Though she encountered “Thursdays in Black” in both Australia and New Zealand, the movement began approximately twenty years ago in Argentina. There, women wearing black march every Thursday in silence in the Plazo de Mayo. They hold placards bearing the names of those who have disappeared to ask for justice for these loved ones, according to an informational leaflet Hensle brought back with her from New Zealand.
Yet, the tradition of wearing black to protest injustice has much broader roots.
“Black was used as a symbol to protest apartheid in South Africa…Also, during Vietnam people wore black arm bands to show that they opposed the draft,” she said. “Black was used historically here as a symbol of African American power. That again draws on a tradition of wearing black as a statement against violence stemming from hate. This is basically a continuation of this tradition.”
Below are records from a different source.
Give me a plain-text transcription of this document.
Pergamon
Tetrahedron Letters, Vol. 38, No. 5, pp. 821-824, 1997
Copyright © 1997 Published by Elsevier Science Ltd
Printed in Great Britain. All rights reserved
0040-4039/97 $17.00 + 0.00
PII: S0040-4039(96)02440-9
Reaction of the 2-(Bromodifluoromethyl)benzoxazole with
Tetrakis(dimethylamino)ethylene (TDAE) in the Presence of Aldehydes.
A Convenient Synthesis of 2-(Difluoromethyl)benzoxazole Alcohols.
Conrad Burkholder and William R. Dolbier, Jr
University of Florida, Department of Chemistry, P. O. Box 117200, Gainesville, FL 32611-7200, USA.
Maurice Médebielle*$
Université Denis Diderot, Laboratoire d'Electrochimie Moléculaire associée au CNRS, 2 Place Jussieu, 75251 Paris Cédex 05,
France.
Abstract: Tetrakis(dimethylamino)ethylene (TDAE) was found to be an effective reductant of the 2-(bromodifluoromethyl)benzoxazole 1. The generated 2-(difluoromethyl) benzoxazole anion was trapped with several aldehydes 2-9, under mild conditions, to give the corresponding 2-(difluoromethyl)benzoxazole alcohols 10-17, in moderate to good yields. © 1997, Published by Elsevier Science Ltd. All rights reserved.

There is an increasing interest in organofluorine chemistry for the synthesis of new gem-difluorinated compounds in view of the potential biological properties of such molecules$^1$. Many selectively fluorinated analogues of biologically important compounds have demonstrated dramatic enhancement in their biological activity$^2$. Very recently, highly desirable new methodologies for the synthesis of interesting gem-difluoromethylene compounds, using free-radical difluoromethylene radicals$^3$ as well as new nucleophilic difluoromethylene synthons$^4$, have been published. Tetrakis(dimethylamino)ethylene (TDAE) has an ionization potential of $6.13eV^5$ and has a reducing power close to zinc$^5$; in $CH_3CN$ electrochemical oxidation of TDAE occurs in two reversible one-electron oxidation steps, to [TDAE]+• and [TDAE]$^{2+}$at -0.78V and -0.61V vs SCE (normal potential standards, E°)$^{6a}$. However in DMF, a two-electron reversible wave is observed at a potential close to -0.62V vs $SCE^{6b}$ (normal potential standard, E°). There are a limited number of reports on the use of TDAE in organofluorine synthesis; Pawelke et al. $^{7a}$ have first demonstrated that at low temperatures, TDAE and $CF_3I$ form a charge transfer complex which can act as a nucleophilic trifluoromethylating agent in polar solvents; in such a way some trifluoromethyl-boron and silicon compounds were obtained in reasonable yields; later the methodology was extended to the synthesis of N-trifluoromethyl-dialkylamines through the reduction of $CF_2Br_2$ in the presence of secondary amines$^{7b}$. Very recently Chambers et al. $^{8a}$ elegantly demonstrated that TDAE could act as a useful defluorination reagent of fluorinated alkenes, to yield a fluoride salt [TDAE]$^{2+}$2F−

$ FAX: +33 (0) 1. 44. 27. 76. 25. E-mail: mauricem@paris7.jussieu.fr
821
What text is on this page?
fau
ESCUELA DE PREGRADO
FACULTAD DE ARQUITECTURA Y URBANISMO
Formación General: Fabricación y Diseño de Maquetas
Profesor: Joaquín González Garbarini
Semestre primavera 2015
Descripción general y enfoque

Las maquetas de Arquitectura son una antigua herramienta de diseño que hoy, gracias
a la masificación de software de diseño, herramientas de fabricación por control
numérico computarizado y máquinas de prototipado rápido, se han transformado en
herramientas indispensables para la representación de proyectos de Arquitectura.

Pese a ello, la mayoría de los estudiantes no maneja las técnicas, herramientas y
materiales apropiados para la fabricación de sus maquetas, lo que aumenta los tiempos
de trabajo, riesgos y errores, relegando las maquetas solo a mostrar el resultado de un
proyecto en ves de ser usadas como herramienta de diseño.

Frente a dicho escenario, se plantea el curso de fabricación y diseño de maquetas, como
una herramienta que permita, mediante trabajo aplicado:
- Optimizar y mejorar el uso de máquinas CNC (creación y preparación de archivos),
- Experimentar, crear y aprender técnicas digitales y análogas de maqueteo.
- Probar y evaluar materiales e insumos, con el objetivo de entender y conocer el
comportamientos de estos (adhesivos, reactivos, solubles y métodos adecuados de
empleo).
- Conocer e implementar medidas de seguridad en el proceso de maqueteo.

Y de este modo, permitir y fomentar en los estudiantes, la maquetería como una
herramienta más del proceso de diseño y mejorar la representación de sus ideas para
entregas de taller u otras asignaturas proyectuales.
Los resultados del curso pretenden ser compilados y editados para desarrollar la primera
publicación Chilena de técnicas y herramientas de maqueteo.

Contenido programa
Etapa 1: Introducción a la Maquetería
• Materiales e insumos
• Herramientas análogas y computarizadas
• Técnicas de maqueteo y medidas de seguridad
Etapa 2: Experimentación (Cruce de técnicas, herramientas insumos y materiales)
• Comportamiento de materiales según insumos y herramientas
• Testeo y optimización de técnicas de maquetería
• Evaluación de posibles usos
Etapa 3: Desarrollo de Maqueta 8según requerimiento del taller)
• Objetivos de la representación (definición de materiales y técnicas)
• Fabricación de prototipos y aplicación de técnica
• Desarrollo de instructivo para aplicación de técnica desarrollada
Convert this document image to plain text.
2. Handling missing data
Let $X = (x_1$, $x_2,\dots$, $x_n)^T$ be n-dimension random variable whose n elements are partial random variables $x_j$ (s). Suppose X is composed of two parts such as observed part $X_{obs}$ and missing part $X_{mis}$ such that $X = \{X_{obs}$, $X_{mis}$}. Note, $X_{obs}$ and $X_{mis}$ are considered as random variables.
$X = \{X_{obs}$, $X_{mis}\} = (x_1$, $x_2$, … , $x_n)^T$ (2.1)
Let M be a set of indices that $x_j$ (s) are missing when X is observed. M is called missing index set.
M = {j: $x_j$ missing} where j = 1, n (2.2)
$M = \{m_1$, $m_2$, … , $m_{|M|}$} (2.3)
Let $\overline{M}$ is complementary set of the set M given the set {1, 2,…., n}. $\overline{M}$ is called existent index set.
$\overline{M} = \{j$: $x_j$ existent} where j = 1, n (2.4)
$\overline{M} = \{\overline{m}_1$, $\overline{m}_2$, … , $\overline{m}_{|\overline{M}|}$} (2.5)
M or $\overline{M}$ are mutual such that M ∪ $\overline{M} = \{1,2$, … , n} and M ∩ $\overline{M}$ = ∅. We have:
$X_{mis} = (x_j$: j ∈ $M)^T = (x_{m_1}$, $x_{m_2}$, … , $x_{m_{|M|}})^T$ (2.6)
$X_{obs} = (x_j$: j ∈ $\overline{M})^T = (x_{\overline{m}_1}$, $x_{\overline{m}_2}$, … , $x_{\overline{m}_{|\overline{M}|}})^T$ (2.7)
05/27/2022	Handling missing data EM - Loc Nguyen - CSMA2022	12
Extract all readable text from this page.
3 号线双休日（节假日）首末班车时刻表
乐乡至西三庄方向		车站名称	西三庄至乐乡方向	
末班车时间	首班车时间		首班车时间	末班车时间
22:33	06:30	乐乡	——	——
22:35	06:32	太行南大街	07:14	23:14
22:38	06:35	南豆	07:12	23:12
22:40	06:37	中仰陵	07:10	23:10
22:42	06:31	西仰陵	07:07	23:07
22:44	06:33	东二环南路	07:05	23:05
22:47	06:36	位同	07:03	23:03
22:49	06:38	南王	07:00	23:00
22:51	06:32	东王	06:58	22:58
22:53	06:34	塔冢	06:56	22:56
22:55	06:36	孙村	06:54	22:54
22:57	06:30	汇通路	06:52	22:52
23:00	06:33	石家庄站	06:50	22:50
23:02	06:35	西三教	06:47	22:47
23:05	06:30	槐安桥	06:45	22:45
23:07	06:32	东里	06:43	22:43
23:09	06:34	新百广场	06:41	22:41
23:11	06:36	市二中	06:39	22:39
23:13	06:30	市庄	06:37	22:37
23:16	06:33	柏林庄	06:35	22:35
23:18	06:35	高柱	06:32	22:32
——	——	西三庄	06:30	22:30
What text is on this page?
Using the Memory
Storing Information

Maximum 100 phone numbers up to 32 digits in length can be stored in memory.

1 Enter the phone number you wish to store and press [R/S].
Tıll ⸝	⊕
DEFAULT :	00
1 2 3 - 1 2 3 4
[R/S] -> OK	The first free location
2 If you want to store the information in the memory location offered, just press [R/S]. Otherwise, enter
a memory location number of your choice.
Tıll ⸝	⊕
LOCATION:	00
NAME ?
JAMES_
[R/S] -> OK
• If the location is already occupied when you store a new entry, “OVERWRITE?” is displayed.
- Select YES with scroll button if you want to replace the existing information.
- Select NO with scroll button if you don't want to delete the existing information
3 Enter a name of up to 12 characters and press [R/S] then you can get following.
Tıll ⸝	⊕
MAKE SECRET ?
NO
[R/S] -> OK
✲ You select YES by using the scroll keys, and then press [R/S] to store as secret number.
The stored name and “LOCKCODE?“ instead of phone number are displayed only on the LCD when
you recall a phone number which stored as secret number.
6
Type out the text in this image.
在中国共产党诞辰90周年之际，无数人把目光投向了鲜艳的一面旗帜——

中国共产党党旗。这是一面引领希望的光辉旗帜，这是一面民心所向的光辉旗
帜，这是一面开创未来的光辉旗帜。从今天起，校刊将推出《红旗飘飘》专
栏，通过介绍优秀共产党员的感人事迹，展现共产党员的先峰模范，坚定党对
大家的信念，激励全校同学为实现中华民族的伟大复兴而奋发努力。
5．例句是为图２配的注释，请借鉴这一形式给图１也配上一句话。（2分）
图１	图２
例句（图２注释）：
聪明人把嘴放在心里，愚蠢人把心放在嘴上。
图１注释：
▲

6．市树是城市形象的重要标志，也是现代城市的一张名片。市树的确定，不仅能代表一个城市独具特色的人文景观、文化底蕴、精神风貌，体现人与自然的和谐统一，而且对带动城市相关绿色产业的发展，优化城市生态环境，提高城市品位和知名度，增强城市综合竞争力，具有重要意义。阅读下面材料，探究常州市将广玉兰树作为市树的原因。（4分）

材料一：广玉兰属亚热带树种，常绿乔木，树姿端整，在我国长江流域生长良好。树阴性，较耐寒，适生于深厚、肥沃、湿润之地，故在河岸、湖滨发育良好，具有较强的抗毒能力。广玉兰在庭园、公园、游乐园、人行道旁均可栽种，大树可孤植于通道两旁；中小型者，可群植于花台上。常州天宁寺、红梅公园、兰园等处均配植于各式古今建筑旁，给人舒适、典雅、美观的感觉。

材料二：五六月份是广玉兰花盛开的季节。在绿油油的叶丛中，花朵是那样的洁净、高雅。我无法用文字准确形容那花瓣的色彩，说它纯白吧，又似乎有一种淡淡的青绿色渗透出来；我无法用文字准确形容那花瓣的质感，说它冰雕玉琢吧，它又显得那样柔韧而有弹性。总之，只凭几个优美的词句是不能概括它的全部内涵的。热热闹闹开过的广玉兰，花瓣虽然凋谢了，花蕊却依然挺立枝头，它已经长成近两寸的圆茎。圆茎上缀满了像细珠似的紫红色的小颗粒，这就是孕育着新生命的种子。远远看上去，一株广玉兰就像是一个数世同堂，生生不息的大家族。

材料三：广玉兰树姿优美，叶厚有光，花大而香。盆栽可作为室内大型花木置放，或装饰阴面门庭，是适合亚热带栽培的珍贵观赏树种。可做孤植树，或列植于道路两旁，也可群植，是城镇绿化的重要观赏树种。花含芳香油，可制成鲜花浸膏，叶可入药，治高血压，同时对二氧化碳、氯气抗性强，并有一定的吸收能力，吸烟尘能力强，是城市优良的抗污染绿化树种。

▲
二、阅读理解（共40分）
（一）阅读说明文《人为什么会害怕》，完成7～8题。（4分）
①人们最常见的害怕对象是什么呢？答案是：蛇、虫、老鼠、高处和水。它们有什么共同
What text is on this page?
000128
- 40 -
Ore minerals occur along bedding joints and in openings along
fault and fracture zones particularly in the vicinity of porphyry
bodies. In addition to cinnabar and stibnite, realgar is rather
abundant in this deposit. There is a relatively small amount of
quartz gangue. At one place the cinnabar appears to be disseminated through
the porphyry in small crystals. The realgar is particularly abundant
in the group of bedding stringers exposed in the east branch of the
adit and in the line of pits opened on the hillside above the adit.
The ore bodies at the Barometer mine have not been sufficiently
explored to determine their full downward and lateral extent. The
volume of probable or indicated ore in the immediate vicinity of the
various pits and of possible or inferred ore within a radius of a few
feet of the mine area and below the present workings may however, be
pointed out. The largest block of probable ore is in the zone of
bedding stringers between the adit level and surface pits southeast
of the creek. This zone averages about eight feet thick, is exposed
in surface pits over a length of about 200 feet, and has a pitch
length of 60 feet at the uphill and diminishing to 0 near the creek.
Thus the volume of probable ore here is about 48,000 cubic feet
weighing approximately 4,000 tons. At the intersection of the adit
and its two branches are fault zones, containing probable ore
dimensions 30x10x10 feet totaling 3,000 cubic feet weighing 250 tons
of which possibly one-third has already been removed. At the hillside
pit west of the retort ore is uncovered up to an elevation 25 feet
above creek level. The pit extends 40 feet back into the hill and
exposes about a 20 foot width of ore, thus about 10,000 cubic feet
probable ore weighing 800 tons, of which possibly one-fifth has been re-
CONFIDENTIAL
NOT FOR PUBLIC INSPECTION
Hensle added that in addition to the aforementioned nations, “Thursdays in Black” exists in China, Israel and Palestinian territories. She also has found it in about four universities in America.
“I’d like to see it become a more nationally connected network as it is in New Zealand where I encountered it,” she said.
To achieve this goal, Hensle had contacted various friends and acquaintances at universities throughout the United States and is developing a leaflet with statistics unique to the United States, in order to provide an impetus for the movement. She also urges anyone who wishes to become involved in any form to contact her.
“It’s an information campaign,” she said. “It works at an individual level by communicating information to people across the country and even around the world. There’s so many ‘facts’ as people call them floating around out there that it’s important to get the correct information and also it provides an outlet to give information and resources for people who become victimized, so they have people to get in contact with when they need it. The hope is that through sharing this information with other people that they will begin to understand the situation exactly as it is…Basically it’s your typical grassroots movement.”
Thus far, Hensle has received support mainly from her Kappa Alpha Theta sorority sisters, but due to the simplicity of the action, she feels that it has mass appeal.
“This is something that a mass group of people can easily partake in,” she said. “It’s not something that is ridiculously time demanding. It’s the ability to wake up on Thursday, put on something black and tie a black armband around your arm. And if someone asks you why, being able to tell them why. And if you have a close mate, and it’s Thursday being able to say ‘Why aren’t you wearing black?’ and then telling them about it.”
While the movement is ostensibly to protest violence against women, it has come to encompass any form of discrimination that leads to violence.
Hensle explained that though many on this campus would like to believe that they are safer here than at many other places, she noted that nearly three percent of college women experienced a complete or attempted rape during their college career, and that a rape occurs every 21 hours on each college campus in the United States. Moreover, more people are killed yearly by handguns in the United States than Great Britain, Sweden, Switzerland, Japan, Australia and Canada combined.
“I know a lot of people who think that Wesleyan is an ideal place, but it’s definitely not,” she said. “That’s definitely something that everyone needs to realize.”
In addition to her most recent work, in high school, Hensle attended an anti-violence and resolution conference in Boston and has worked with Theta every April to raise money for Court Appointed Special Advocates (CASA). The organization provides lawyers for abused children. Hensle hopes that if “Thursdays in Black” gains momentum, issues like this will become more visible.
“I want to use this as a way to raise violence awareness,” she said.